Describe the bug We are using the azure.storage.blob.aio to download a lot (~50k) of small (100 kB) blobs. The memory usage (> 1 GB) of our program increases indefinitely over time, and it seems to be related to the BlobClient.

To Reproduce Steps to reproduce the behavior: The script below starts up to 75 concurrent blob downloads. It consistently uses more and more memory as the program iterates through all blobs (>100k) in a container.

from pathlib import Path
import asyncio

from azure.storage.blob.aio import ContainerClient

base_folder = Path("C:/Temp/Azure")
container_url = "MY_CONTAINER_URL"

async def download_blob(blob_client, blob_name):
    dest_file = base_folder / blob_name
    dest_file.parent.mkdir(parents=True, exist_ok=True)
    with open(dest_file, "wb") as fp:
        stream = await blob_client.download_blob()
        data = await stream.readall()
        fp.write(data)

async def main():
    background_tasks = set()
    sem = asyncio.Semaphore(75)
    async with ContainerClient.from_container_url(container_url) as cc:
        async for blob_name in cc.list_blob_names():
            async with cc.get_blob_client(blob_name) as blob_client:
                await sem.acquire()
                task = asyncio.create_task(download_blob(blob_client, blob_name))
                background_tasks.add(task)
                task.add_done_callback(background_tasks.discard)
                task.add_done_callback(lambda x: sem.release())

    await asyncio.gather(*background_tasks)
asyncio.run(main())

tboerstad avatar Nov 06 '22 20:11 tboerstad

cc @swathipil This seems related to #27023

tboerstad avatar Nov 06 '22 20:11 tboerstad

Thanks for the feedback, we’ll investigate asap.

xiangyan99 avatar Nov 07 '22 17:11 xiangyan99

I’m no longer convinced the example accurately depicts the error.

I was creating tasks at a rapid pace, and even though there were a maximum of 75 concurrent downloads, there were many more paused tasks (with BlobClients in them) presumably consuming memory.

tboerstad avatar Nov 07 '22 20:11 tboerstad

Hi @tboerstad Thomas, thanks for the info. My current thinking is that you may be correct in saying this is related to #27023 which we are actively investigating. For now, we'll treat this as the same. Please see other issue for when we provide updates.

jalauzon-msft avatar Nov 08 '22 19:11 jalauzon-msft

Hi @tboerstad Thomas, I tried to reproduce the runaway memory usage you were seeing by cloning your scenario as closely as I could, but I was unable to reproduce the issue unfortunately. I setup a container with 50k 100 KiB blobs and ran your exact script to download them and copy them to a local directory. The memory usage stayed fairly constant for me around 70 MiB and didn't grow beyond that during the run.
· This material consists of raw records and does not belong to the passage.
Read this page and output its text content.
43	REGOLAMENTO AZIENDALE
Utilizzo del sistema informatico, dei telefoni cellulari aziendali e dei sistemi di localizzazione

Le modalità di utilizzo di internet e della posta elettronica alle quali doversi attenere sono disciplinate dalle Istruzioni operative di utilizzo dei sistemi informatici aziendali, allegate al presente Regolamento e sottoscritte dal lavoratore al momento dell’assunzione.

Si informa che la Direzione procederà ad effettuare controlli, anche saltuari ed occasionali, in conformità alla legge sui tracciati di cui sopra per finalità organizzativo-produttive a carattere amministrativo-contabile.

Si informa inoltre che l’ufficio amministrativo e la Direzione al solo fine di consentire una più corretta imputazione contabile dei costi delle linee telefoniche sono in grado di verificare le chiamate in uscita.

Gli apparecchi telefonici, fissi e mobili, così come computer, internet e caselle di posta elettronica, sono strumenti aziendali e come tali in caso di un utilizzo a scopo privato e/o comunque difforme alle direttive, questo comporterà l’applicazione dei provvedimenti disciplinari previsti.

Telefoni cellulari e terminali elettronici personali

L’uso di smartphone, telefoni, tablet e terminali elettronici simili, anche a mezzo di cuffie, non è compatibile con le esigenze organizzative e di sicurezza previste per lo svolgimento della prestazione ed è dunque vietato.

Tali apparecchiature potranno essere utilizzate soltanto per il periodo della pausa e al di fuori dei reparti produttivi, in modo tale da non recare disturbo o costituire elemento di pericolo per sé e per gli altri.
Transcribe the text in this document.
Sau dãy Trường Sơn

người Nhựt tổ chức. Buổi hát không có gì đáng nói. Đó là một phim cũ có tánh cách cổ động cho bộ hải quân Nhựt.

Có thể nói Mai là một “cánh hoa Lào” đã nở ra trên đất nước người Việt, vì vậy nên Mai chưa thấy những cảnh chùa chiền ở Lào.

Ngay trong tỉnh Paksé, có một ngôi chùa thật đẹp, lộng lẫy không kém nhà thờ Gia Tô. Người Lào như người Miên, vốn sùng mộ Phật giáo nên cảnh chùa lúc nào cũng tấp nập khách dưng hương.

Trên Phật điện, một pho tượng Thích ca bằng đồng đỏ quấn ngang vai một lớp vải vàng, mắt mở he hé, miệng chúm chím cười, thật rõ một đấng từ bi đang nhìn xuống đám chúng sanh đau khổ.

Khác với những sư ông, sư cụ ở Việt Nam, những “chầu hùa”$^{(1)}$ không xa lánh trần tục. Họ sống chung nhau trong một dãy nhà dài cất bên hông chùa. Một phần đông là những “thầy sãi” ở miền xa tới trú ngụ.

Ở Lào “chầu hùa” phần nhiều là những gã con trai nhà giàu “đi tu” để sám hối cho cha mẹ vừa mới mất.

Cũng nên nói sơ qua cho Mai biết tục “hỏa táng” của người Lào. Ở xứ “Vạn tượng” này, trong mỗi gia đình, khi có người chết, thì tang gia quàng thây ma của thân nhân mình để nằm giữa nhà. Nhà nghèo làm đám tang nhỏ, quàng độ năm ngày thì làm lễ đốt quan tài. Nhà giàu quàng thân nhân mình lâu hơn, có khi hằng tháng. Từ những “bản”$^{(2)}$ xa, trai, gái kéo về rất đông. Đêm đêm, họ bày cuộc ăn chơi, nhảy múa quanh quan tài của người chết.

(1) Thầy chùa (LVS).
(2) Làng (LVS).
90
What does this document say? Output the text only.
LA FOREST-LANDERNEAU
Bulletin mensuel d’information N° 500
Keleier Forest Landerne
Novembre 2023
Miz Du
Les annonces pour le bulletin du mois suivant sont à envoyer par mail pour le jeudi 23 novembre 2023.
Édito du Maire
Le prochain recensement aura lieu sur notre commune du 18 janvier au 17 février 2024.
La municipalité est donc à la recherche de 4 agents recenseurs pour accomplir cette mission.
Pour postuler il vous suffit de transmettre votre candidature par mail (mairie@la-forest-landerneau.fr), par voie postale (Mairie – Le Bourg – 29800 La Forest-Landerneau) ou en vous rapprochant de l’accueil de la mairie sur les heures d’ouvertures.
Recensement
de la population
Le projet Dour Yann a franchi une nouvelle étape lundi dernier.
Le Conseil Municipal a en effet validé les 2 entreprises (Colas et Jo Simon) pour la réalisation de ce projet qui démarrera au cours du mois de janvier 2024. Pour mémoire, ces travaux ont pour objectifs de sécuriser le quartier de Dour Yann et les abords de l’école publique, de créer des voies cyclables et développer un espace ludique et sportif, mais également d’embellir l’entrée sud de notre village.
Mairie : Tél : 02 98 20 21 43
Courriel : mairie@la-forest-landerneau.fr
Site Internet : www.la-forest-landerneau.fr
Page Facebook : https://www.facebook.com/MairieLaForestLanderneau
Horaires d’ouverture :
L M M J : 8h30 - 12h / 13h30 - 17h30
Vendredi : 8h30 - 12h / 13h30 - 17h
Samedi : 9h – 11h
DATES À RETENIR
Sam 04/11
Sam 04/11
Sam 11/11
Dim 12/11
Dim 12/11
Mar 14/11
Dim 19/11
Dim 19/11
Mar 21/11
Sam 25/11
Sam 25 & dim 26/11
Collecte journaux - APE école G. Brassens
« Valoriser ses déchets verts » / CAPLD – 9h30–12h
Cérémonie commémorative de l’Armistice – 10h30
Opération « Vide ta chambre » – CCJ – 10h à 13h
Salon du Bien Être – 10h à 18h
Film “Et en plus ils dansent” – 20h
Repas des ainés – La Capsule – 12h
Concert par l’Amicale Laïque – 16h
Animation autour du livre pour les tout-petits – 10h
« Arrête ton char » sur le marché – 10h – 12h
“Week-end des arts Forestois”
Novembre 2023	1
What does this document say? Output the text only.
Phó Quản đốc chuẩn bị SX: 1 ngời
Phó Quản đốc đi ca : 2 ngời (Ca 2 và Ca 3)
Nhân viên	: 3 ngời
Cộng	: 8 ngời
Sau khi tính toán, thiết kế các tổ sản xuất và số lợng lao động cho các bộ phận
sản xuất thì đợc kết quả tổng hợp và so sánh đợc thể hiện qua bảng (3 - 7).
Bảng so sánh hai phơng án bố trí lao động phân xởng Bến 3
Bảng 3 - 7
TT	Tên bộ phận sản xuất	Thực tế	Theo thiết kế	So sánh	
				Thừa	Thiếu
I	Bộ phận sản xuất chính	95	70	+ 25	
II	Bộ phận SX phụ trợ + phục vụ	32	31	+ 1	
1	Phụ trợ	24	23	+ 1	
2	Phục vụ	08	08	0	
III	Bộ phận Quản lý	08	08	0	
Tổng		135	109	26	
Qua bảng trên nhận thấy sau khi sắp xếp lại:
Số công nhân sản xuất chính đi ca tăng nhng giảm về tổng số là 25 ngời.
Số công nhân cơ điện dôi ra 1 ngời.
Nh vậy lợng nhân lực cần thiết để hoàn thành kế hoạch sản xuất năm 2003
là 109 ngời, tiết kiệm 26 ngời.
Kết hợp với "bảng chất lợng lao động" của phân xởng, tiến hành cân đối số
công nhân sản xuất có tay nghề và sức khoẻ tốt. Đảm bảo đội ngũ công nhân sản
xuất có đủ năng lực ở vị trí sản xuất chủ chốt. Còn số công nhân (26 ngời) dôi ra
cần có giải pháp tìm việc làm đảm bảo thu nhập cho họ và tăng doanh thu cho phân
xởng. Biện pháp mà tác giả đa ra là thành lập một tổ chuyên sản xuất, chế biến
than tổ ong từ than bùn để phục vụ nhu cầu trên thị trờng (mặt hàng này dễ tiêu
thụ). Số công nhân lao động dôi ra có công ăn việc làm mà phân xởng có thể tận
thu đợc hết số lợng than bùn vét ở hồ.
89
I was creating tasks at a rapid pace, and even though there were a maximum of 75 concurrent downloads, there were many more paused tasks (with BlobClients in them) presumably consuming memory.

I think this sounds like it could be the cause for the memory usage. How were you measuring the paused tasks? I can try the same thing during my test to see if I get similar results.

jalauzon-msft avatar Nov 19 '22 00:11 jalauzon-msft

Thank you @jalauzon-msft for the investigation. Your findings make sense, I see the same behaviour on my end.

I expect that removing the Semaphore will reproduce the other behaviour.

tboerstad avatar Nov 19 '22 11:11 tboerstad

Hi @tboerstad Thomas, sorry but do you still suspect an issue with the blob SDK here or do you think it's something else? I'm not sure which behavior you are referencing when you mention removing the semaphore but with the sample code as is, I wasn't able to see a memory issue.

jalauzon-msft avatar Nov 22 '22 00:11 jalauzon-msft

@jalauzon-msft I have tested again, and I am also unable to see any memory issue. If I have something in the code I'm working on, it must be unrelated to the Blob SDK.

Thank you for you clarifications, you have helped solve my issue.

tboerstad avatar Nov 23 '22 10:11 tboerstad